In the beginning there were sheep and there must be something undeniably romantic about them as I know a few people actually that have hooked up over sheep. It was sheep that got us together and sheep were the reason for much of our travelling. But then sheep were also what lead us to this croft that we have been calling home for the past five years.
We used to go shearing here for the previous owner and we all liked this place particularly, as not only did they make delicious food for us - and plenty of it! - but also the entire mini bar found its way out to the shed. We were essentially all lying on a wool sheet in the sun and didn't want to leave.
However, sadly ill health forced the old crofter to downsize his sheep numbers the following year and the year after, they were all gone. All the lifestock was gone and the croft sank into a deep sleep for two years. Willie Hugh had moved into the village, but when it became clear that he wouldn't be fit to return, he was made aware of us, and approached us directly.
Tom and I had grown a bit tired of all the travelling and looking after other people's sheep. It had been a great experience, but now we felt like setting up on our own. Finding a croft to buy however is notoriously difficult as they are so sought after these days, whereas a few years ago they weren't worth anything and nobody was wanting them. To start out in agriculture from scratch you have to be of a certain mindset anyway, but that is the topic for another blog article.
The good places never end up on the market, and this was one of them. A chain of who said what to whom involving ceilidh dancing classes and neighbours led to Willie asking us if we were interested in taking this croft over. He wasn't wanting someone to just turn it into a lifestyle property or plant it all in trees.
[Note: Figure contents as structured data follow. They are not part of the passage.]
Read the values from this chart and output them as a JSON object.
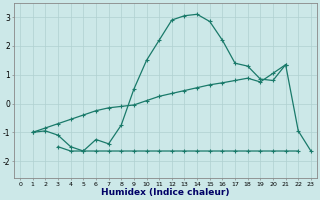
{
  "xlabel": "Humidex (Indice chaleur)",
  "bg_color": "#cce8e8",
  "grid_color": "#b0d0d0",
  "line_color": "#1a7a6a",
  "xlim": [
    -0.5,
    23.5
  ],
  "ylim": [
    -2.6,
    3.5
  ],
  "curve_bell_x": [
    1,
    2,
    3,
    4,
    5,
    6,
    7,
    8,
    9,
    10,
    11,
    12,
    13,
    14,
    15,
    16,
    17,
    18,
    19,
    20,
    21,
    22,
    23
  ],
  "curve_bell_y": [
    -1.0,
    -0.95,
    -1.1,
    -1.5,
    -1.65,
    -1.25,
    -1.4,
    -0.75,
    0.5,
    1.5,
    2.2,
    2.9,
    3.05,
    3.1,
    2.85,
    2.2,
    1.4,
    1.3,
    0.85,
    0.8,
    1.35,
    -0.95,
    -1.65
  ],
  "curve_diag_x": [
    1,
    2,
    3,
    4,
    5,
    6,
    7,
    8,
    9,
    10,
    11,
    12,
    13,
    14,
    15,
    16,
    17,
    18,
    19,
    20,
    21
  ],
  "curve_diag_y": [
    -1.0,
    -0.85,
    -0.7,
    -0.55,
    -0.4,
    -0.25,
    -0.15,
    -0.1,
    -0.05,
    0.1,
    0.25,
    0.35,
    0.45,
    0.55,
    0.65,
    0.72,
    0.8,
    0.88,
    0.75,
    1.05,
    1.35
  ],
  "curve_flat_x": [
    3,
    4,
    5,
    6,
    7,
    8,
    9,
    10,
    11,
    12,
    13,
    14,
    15,
    16,
    17,
    18,
    19,
    20,
    21,
    22
  ],
  "curve_flat_y": [
    -1.5,
    -1.65,
    -1.65,
    -1.65,
    -1.65,
    -1.65,
    -1.65,
    -1.65,
    -1.65,
    -1.65,
    -1.65,
    -1.65,
    -1.65,
    -1.65,
    -1.65,
    -1.65,
    -1.65,
    -1.65,
    -1.65,
    -1.65
  ],
  "xticks": [
    0,
    1,
    2,
    3,
    4,
    5,
    6,
    7,
    8,
    9,
    10,
    11,
    12,
    13,
    14,
    15,
    16,
    17,
    18,
    19,
    20,
    21,
    22,
    23
  ],
  "yticks": [
    -2,
    -1,
    0,
    1,
    2,
    3
  ]
}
And even though we have ponies and a horse and have planted a few trees now, we run it as a traditional croft with currently 130 ewes and five breeding cows. Tom is supplementing the croft income with shearing and forestry work and I have diversified into tourism and meat sales.
So sheep are still at the heart of our lives, and although we don't go shearing together as much as we used to - due to having a forever growing number of children and other commitments - it is now our own sheep that we look after so we have kind of come full circle. We can now decide what breeds to have and try out different ways of stock management because the great thing about running your own croft is that it's like cooking a soup: you choose the ingredients and what works for you, though it might not work for somebody a couple of miles down the road or even your neighbour. You build up your flock, your genetics, you can try out throwing something funky like a Hebridean or a Shetland into the mixture, but it's great to be your own master and make your own decisions.
Who would have known all these years ago when I was picking up the fleeces that Tom shore off, one after the other, that one day we'd get married and me picking up the mess he has created would be a recurrent theme in our lives? That and sheep. Obviously. And even though sometimes they drive me up the walls - like when they ignore my fences and the grazing policy I have worked out for them and march right past my front door first thing in the morning - despite all the hours in any weather you have to spend tending to them out in the hill, any time of the day ... yes, despite all that I suppose I have to thank them somehow for bringing Tom and myself together and leading us to this wonderful place that is now a blossoming croft and a family home once again.